A quell’epoca seguivo ancora un po’ di ciclismo, sport che mi appassionava e mi coinvolgeva in modo folgorante, e le imprese di Armstrong alla Boucle le ho vissute piu’ o meno tutte..
Ora, se e’ vero da una parte che puzza incredibilmente come un ciclista possa vincere il Tour 7 volte di fila, nel modo in cui li ha vinti soprattutto, e dopo essere riuscito a sconfiggere una forma di cancro che non gli dava speranze, c’e’ anche da dire che Lance Armstrong aveva dalla sua diverse caratteristiche fisiche abbastanza inusuali: sembra infatti che il suo corpo fosse in grado di produrre poco acido lattico e di smaltirlo molto velocemente.

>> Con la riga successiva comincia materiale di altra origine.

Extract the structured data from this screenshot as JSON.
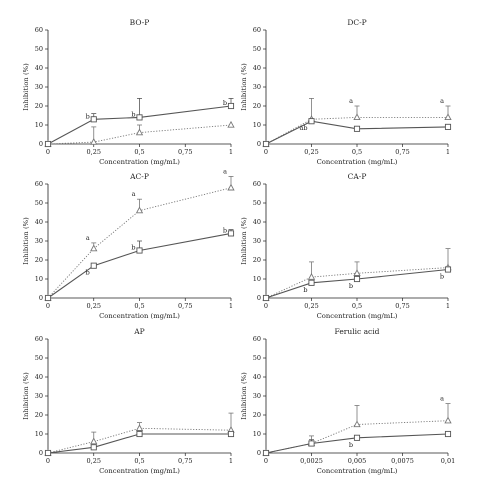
{
  "colors": {
    "axis": "#222222",
    "solid": "#555555",
    "dotted": "#777777",
    "marker_fill": "#ffffff"
  },
  "chart_data": [
    {
      "type": "line",
      "title": "BO-P",
      "xlabel": "Concentration (mg/mL)",
      "ylabel": "Inhibition (%)",
      "ylim": [
        0,
        60
      ],
      "y_ticks": [
        "0",
        "10",
        "20",
        "30",
        "40",
        "50",
        "60"
      ],
      "x_ticks": [
        "0",
        "0,25",
        "0,5",
        "0,75",
        "1"
      ],
      "x_tick_values": [
        0,
        0.25,
        0.5,
        0.75,
        1
      ],
      "x": [
        0,
        0.25,
        0.5,
        1
      ],
      "series": [
        {
          "style": "solid",
          "marker": "square",
          "values": [
            0,
            13,
            14,
            20
          ],
          "errors": [
            0,
            3,
            10,
            4
          ],
          "labels": [
            "",
            "b",
            "b",
            "b"
          ]
        },
        {
          "style": "dotted",
          "marker": "triangle",
          "values": [
            0,
            1,
            6,
            10
          ],
          "errors": [
            0,
            8,
            4,
            0
          ],
          "labels": [
            "",
            "",
            "",
            ""
          ]
        }
      ]
    },
    {
      "type": "line",
      "title": "DC-P",
      "xlabel": "Concentration (mg/mL)",
      "ylabel": "Inhibition (%)",
      "ylim": [
        0,
        60
      ],
      "y_ticks": [
        "0",
        "10",
        "20",
        "30",
        "40",
        "50",
        "60"
      ],
      "x_ticks": [
        "0",
        "0,25",
        "0,5",
        "0,75",
        "1"
      ],
      "x_tick_values": [
        0,
        0.25,
        0.5,
        0.75,
        1
      ],
      "x": [
        0,
        0.25,
        0.5,
        1
      ],
      "series": [
        {
          "style": "solid",
          "marker": "square",
          "values": [
            0,
            12,
            8,
            9
          ],
          "errors": [
            0,
            0,
            0,
            0
          ],
          "labels": [
            "",
            "ab",
            "",
            ""
          ]
        },
        {
          "style": "dotted",
          "marker": "triangle",
          "values": [
            0,
            13,
            14,
            14
          ],
          "errors": [
            0,
            11,
            6,
            6
          ],
          "labels": [
            "",
            "",
            "a",
            "a"
          ]
        }
      ]
    },
    {
      "type": "line",
      "title": "AC-P",
      "xlabel": "Concentration (mg/mL)",
      "ylabel": "Inhibition (%)",
      "ylim": [
        0,
        60
      ],
      "y_ticks": [
        "0",
        "10",
        "20",
        "30",
        "40",
        "50",
        "60"
      ],
      "x_ticks": [
        "0",
        "0,25",
        "0,5",
        "0,75",
        "1"
      ],
      "x_tick_values": [
        0,
        0.25,
        0.5,
        0.75,
        1
      ],
      "x": [
        0,
        0.25,
        0.5,
        1
      ],
      "series": [
        {
          "style": "solid",
          "marker": "square",
          "values": [
            0,
            17,
            25,
            34
          ],
          "errors": [
            0,
            0,
            5,
            2
          ],
          "labels": [
            "",
            "b",
            "b",
            "b"
          ]
        },
        {
          "style": "dotted",
          "marker": "triangle",
          "values": [
            0,
            26,
            46,
            58
          ],
          "errors": [
            0,
            3,
            6,
            6
          ],
          "labels": [
            "",
            "a",
            "a",
            "a"
          ]
        }
      ]
    },
    {
      "type": "line",
      "title": "CA-P",
      "xlabel": "Concentration (mg/mL)",
      "ylabel": "Inhibition (%)",
      "ylim": [
        0,
        60
      ],
      "y_ticks": [
        "0",
        "10",
        "20",
        "30",
        "40",
        "50",
        "60"
      ],
      "x_ticks": [
        "0",
        "0,25",
        "0,5",
        "0,75",
        "1"
      ],
      "x_tick_values": [
        0,
        0.25,
        0.5,
        0.75,
        1
      ],
      "x": [
        0,
        0.25,
        0.5,
        1
      ],
      "series": [
        {
          "style": "solid",
          "marker": "square",
          "values": [
            0,
            8,
            10,
            15
          ],
          "errors": [
            0,
            0,
            0,
            0
          ],
          "labels": [
            "",
            "b",
            "b",
            "b"
          ]
        },
        {
          "style": "dotted",
          "marker": "triangle",
          "values": [
            0,
            11,
            13,
            16
          ],
          "errors": [
            0,
            8,
            6,
            10
          ],
          "labels": [
            "",
            "",
            "",
            ""
          ]
        }
      ]
    },
    {
      "type": "line",
      "title": "AP",
      "xlabel": "Concentration (mg/mL)",
      "ylabel": "Inhibition (%)",
      "ylim": [
        0,
        60
      ],
      "y_ticks": [
        "0",
        "10",
        "20",
        "30",
        "40",
        "50",
        "60"
      ],
      "x_ticks": [
        "0",
        "0,25",
        "0,5",
        "0,75",
        "1"
      ],
      "x_tick_values": [
        0,
        0.25,
        0.5,
        0.75,
        1
      ],
      "x": [
        0,
        0.25,
        0.5,
        1
      ],
      "series": [
        {
          "style": "solid",
          "marker": "square",
          "values": [
            0,
            3,
            10,
            10
          ],
          "errors": [
            0,
            0,
            0,
            0
          ],
          "labels": [
            "",
            "",
            "",
            ""
          ]
        },
        {
          "style": "dotted",
          "marker": "triangle",
          "values": [
            0,
            6,
            13,
            12
          ],
          "errors": [
            0,
            5,
            3,
            9
          ],
          "labels": [
            "",
            "",
            "",
            ""
          ]
        }
      ]
    },
    {
      "type": "line",
      "title": "Ferulic acid",
      "xlabel": "Concentration (mg/mL)",
      "ylabel": "Inhibition (%)",
      "ylim": [
        0,
        60
      ],
      "y_ticks": [
        "0",
        "10",
        "20",
        "30",
        "40",
        "50",
        "60"
      ],
      "x_ticks": [
        "0",
        "0,0025",
        "0,005",
        "0,0075",
        "0,01"
      ],
      "x_tick_values": [
        0,
        0.0025,
        0.005,
        0.0075,
        0.01
      ],
      "x": [
        0,
        0.0025,
        0.005,
        0.01
      ],
      "series": [
        {
          "style": "solid",
          "marker": "square",
          "values": [
            0,
            5,
            8,
            10
          ],
          "errors": [
            0,
            2,
            0,
            0
          ],
          "labels": [
            "",
            "",
            "b",
            ""
          ]
        },
        {
          "style": "dotted",
          "marker": "triangle",
          "values": [
            0,
            5,
            15,
            17
          ],
          "errors": [
            0,
            4,
            10,
            9
          ],
          "labels": [
            "",
            "",
            "",
            "a"
          ]
        }
      ]
    }
  ]
}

Contiamo poi che e’ stato sottoposto a centinaia di controlli antidoping, e non e’ mai risultato positivo ad alcuno. Vero anche che l’antidoping e’ sempre arrivato dopo rispetto al doping, per cui i ricercatori dovevano, e devono tuttora, prima scoprire la molecola incriminata, esaminarla e poi catalogarla eventualmente come “dopante”. Da qui se ne deduce che “negativo” all’epoca non doveva per forza coincidere con “pulito”.
Armstrong poi, sempre dalla sua parte, aveva fatto delle precise scelte sportive: correva solo ed esclusivamente la corsa francese, per la quale si allenava 11 mesi l’anno (non come Ullrich, che regolarmente ogni inverno prendeva minimo 5 chili e doveva fare extra preparazione per perderli), e studiava in maniera maniacale con il suo team ogni singola tappa della corsa. Forse pochi sanno che provava i tracciati delle cronoscalate decine e decine di volte fino a conoscere l’asfalto in ogni suo centimetro con l’ausilio del suo team che lo teneva sempre monitorato in modo poi da studiare a tavolino la migliore tattica. Aggiungo inoltre di come sia tornato poi a correre a 37 anni arrivando comunque terzo dietro a giovanotti come Schleck e Contador, e non penso che onestamente ad un tale risultato ci si arrivi solo per e con il doping.
Non voglio dilungarmi poi sulla vicenda giudiziaria in se’, perche’ e’ a livelli della “giustizia sportiva” italiana, pero’ ci tengo a dire che adesso saltano fuori 5 “pentiti” che lo incastrano pur di salvare la faccia e la dignita’.. Non commento oltre.. A me sa tanto di operazione pubblicitaria, come a suo tempo lo fu quando Armstrong correva, non c’e’ dubbio!
Un caro saluto Giuliano, e quando tornero’ a casa per qualche giorno spero di aver modo di aver possibilita’ di berci una birra assieme!!
Caro Mattia, grazie del commento, che condivido. Fatti vivo quando torni..che ci beviamo la birra! Cari saluti, Giuliano.